The second component of today’s revolution is the spread of the information technology and computer networks. Practically every bank teller, post office worker, retail clerk, telephone operator, bill collector, and so on works with a computer today. This greatly speeds up the delivery of goods and services, cuts waste, reduces inventory, and generally increases productivity. The computer has also dismantled traditional managerial hierarchies and decimated the ranks of middle management (the third component of today’s revolution). In the past, middle managers were the transmission lines for information between top management and workers. Today, information can in most instances be transmitted from top management directly to workers and vice-versa by a simple tap of a computer key and without any need of middle management.
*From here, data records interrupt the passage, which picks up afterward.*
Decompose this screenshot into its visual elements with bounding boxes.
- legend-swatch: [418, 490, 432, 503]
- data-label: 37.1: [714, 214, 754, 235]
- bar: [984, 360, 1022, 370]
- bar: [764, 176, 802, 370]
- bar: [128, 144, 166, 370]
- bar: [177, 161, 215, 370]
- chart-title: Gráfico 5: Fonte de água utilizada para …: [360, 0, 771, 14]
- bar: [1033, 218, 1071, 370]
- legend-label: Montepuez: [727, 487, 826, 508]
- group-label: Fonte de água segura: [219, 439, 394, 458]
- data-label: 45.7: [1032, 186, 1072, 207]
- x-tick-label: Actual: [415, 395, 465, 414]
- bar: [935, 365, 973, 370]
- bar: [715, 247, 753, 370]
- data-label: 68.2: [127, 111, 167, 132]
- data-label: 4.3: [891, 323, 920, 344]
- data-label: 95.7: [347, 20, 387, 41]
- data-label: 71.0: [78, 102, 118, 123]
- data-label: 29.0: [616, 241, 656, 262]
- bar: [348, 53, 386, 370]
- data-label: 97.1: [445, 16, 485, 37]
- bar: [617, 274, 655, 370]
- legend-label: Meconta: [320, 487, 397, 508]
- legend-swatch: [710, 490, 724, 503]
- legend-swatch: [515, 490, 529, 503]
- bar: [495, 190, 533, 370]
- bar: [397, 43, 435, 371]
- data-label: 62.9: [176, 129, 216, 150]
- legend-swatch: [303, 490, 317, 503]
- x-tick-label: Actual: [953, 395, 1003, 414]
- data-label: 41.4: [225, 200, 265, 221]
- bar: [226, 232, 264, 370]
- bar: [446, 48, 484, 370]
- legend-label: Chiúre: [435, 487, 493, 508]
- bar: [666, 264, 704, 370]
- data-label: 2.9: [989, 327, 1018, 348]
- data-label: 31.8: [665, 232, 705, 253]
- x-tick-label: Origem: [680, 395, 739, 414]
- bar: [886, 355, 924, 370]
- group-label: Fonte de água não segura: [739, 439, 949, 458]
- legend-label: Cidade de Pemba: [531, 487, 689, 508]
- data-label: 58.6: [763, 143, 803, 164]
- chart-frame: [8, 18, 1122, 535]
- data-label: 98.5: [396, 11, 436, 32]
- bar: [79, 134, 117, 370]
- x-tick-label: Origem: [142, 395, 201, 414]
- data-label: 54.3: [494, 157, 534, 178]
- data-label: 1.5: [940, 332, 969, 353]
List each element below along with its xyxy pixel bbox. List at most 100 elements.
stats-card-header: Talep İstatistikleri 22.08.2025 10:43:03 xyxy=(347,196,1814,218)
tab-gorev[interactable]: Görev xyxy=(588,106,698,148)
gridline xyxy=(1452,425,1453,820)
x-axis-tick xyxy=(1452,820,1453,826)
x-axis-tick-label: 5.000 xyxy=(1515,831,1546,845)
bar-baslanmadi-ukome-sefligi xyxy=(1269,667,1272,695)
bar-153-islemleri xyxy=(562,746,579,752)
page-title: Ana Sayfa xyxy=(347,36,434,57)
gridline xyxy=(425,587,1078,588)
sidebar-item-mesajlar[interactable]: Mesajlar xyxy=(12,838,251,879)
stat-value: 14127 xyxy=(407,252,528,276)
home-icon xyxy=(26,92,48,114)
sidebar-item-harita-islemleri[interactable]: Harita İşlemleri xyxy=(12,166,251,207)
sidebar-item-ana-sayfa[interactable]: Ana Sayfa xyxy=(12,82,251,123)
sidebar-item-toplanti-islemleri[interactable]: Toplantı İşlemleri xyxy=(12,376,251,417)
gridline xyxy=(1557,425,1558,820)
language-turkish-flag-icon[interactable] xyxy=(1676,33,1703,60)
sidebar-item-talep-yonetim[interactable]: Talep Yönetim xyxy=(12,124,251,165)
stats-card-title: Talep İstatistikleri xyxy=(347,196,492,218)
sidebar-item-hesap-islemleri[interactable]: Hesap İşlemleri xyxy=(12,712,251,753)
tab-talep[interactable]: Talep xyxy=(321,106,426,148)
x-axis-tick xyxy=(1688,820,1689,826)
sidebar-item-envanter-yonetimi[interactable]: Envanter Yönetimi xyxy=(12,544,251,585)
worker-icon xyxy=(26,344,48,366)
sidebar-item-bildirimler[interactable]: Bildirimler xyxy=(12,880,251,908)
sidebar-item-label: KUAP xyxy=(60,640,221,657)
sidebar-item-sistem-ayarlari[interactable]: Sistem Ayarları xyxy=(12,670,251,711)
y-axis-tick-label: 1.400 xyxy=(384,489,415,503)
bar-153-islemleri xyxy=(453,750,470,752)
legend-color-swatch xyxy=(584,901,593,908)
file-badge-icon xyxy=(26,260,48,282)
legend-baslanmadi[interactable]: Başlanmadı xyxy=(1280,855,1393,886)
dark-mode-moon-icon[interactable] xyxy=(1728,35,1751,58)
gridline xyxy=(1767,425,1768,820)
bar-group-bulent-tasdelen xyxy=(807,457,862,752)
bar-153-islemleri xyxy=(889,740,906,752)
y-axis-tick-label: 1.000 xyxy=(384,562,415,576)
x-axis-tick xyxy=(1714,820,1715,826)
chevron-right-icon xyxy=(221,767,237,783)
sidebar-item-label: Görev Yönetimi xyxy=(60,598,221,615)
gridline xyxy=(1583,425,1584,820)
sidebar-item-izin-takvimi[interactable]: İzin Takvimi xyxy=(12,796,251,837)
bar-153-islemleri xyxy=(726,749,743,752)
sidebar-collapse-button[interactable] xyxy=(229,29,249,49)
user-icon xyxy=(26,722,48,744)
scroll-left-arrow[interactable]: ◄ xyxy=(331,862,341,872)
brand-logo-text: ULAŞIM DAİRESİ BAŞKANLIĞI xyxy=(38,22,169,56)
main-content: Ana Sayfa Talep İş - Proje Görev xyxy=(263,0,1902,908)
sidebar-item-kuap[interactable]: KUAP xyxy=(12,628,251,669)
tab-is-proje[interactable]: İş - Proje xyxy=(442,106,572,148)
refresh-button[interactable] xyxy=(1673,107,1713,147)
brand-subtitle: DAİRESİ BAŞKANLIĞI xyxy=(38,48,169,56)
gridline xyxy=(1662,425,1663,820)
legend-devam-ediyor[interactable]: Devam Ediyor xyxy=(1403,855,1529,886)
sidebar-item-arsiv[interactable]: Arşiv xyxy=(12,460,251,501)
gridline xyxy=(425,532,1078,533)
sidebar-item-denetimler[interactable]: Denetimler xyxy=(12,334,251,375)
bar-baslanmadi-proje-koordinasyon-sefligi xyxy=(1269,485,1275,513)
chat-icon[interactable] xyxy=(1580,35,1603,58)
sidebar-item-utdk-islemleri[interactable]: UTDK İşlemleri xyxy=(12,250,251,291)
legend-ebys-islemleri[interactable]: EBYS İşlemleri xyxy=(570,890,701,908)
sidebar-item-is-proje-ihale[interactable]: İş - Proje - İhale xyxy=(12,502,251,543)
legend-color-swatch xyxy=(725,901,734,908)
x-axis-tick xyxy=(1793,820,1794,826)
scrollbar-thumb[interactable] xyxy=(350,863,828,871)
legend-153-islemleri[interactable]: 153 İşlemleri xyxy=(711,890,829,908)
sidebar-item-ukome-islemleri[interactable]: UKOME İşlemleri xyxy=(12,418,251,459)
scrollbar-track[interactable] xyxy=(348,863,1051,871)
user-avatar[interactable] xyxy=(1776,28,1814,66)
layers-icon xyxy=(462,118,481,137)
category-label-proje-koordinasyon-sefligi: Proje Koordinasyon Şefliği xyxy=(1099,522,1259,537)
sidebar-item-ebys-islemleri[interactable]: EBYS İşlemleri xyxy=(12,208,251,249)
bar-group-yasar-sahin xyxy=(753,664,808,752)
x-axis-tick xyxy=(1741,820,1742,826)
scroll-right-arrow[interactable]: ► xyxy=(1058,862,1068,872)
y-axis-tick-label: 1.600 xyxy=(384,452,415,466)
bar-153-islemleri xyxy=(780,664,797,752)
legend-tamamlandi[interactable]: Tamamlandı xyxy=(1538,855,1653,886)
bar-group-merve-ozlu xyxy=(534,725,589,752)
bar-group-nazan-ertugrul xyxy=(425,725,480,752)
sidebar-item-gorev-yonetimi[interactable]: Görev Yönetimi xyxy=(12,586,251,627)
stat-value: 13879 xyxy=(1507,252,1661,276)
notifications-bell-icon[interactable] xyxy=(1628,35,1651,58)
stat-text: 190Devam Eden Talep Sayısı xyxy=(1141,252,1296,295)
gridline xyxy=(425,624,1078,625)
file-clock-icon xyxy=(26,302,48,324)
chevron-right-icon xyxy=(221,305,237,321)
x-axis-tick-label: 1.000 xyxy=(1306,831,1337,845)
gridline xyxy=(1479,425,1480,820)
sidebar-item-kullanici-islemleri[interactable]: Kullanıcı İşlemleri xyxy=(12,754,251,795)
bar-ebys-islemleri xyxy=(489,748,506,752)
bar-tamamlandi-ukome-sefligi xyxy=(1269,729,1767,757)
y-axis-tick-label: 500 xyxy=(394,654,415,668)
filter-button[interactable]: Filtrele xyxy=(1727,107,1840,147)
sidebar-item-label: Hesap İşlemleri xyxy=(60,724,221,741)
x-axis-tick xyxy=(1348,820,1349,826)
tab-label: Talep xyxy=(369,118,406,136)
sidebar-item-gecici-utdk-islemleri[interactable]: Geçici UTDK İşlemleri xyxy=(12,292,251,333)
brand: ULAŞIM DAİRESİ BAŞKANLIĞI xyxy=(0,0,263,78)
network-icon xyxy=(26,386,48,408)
The fourth component of today’s revolution is the rapid spread of the information economy where the creation of value is increasingly based on knowledge and communications rather than as in the past on natural resources and physical labor. For example, many auto repairs will soon be made not by a mechanic with a wrench but by a technician who fixes an engine knock by reprogramming a computer chip, and goods and services will increasingly be marketed and distributed electronically. Today’s four-pronged revolution affects drastically not only how traditional products and services are produced and distributed but also the entire organization of production, consumption, and management in ways that are not yet fully evident or understood.